Indo-Pak Power Deal and Confidence Building
Mallika Joseph , D Suba Chandran
Research Officer, IPCS
 

Three rounds of discussions held at the technical level on the sale of electricity by Pakistan to India since November 98 have focussed on the following:

 

 

a) Quantum of Power that Pakistan is to sell India :

 

 

Pakistan has surplus power, mainly because of the establishment of power plants by a number of Independent Power Producers (IPPs). Given the present power situation, Pakistan can export upto 2000 MW to India till 2010. However, to begin with Pakistan has offered to supply India 300 MW-500 MW of power.

 

 

b) Cost of Power

 

 

The major hurdle in the power talks has been the sale price of power per unit. As Pakistan is planning to sell its surplus power from the IPPs, it is expecting to sell the power at Rs. 3. 60 plus a profit margin.

 

 

The domestic price of power prevents India from buying power at this high rate. India ’s stand is that it cannot buy power to sell to its states that would cost more than Rs. 2.00. This price will also have to include transmission costs. Also, Pakistan is selling the power in cents and not in rupees, which necessitates the setting up of foreign exchange reserves for this purpose.

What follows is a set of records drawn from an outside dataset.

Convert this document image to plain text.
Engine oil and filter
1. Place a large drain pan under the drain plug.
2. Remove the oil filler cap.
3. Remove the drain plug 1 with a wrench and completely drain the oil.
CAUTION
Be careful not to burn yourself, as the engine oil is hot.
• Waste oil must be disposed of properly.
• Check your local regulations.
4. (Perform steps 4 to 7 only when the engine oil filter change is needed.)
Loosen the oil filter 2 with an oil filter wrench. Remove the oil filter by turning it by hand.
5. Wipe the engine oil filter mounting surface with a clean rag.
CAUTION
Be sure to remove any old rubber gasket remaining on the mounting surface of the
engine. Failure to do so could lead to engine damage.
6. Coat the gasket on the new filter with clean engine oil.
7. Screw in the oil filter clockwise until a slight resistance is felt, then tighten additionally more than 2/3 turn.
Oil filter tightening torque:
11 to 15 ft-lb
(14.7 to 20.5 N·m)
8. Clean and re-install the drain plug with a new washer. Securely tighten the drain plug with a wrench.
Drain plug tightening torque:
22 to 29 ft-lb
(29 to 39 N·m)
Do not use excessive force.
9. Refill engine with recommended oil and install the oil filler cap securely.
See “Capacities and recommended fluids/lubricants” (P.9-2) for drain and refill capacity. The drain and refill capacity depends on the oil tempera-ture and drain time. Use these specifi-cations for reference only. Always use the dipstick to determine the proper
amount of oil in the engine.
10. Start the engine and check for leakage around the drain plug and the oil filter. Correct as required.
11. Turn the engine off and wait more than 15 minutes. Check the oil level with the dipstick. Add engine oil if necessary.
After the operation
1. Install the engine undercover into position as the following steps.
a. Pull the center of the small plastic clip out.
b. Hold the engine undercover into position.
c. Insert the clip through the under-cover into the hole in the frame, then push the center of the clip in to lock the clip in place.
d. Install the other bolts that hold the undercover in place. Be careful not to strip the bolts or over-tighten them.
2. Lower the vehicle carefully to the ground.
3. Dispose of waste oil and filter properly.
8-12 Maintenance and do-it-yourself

This presents an additional constraint on India . As a result it cannot buy power from Pakistan if it costs more than Rs. 1.80.

 

 

c) Technical aspects of transmission:

 

 

It has been decided that transmission lines on both the sides would be constructed within six months from the date of the commercial agreement between the two governments. The respective countries will bear the cost of laying the lines on their sides. Besides, a 65 km interconnecting line is to be set up from Dinagar to Amritsar .

 

 

d) SAARC Power Grid:

 

 

India has made a proposal for a SAARC power grid to connect the national power grids of all the countries in the subcontinent as obtains in Europe . Surplus power available in any SAARC country would automatically flow to any other country which has the need. Detailed discussions on the SAARC grid is due pending a positive response from Pakistan .

 

 

Problems facing the Deal:

 

 

a) Cost of Power: The major problem seems to be the cost of power and on what basis the deal should be made. While India prefers  an agreement on the basis of ‘take and pay’ policy, Pakistan insists on a ‘take or pay’ basis. This means that India would like to pay for the power it actually takes for utilisation. But Pakistan would like India to pay for the units contracted, irrespective of whether it is utilised or not.

 

 

In India , consumption of power by states vary from season to season, place to place, and during each day. This inconsistency in demand prevents India from assuring Pakistan that it would purchase a fixed amount of power all the time.

 

 

India has forwarded another proposal in which has offered Pakistan a smaller component of assured purchase(200 MW) on ‘take or pay’ basis, and a larger component of non-assured purchase(500 MW) on a ‘take and pay’ basis. India is willing to pay a higher price for the ‘take and pay’ part of the agreement. This ensures that both sides can safely invest in the initial laying of lines. This proposal is still awaiting a response from Pakistan .

 

 

b) Technical: The cost of power, synchronisation of the power grids, and transmission inefficiencies are some of the technical problems facing the power deal. However, these problems should be taken care of by both sides.

 

 

c) Political:  At the political level, there has been some opposition to the deal from the Pakistani side. Since the Pakistan government is paying Rs 3.60 per unit to the IPPs, the critics are against exporting to India below this cost. The government of Pakistan has to balance the internal price and export price. At present only 34 percent of Pakistan has access to electricity. Secondly the critics of the power deal in Pakistan also feel that India would not import more from Pakistan, because that would make India depend on Pakistan, which they assert that India would never do.

 

 

 

 

Towards Confidence Building :

 

 

Both countries should realise that the power deal will benefit them equally. For India the deal will enable it to overcome its power shortage. For Pakistan this deal, besides helping it to reduce its adverse balance of trade with India , will also help to strengthen WAPDA’s (Water and Power Development Authority) financial position. Besides, the deal will enable the IPPs in Pakistan to generate more power, ultimately reducing the cost of power inside Pakistan .

 

 

Since the greatest problem facing the deal seem to be the cost that India is willing to pay, one can expect the Indian Prime Minister to make an announcement regarding this price during his trip to Pakistan .

 

 

Any positive movement in this sector may increase the opening provided by the India-Pakistan sugar deal to increase bilateral trade in other areas. These attempts along with other measures like the bus service from Delhi to Lahore and playing cricket matches, however minor they may be, will ultimately result in reducing the tensions between the two countries. In addition to bringing true Article III Clause 3 of the Simla Agreement which states “Trade and Co-operation in economic and other agreed fields will be resumed as far as possible…”, this may pave the way for both countries to hopefully find a solution in more complex issues at a later stage.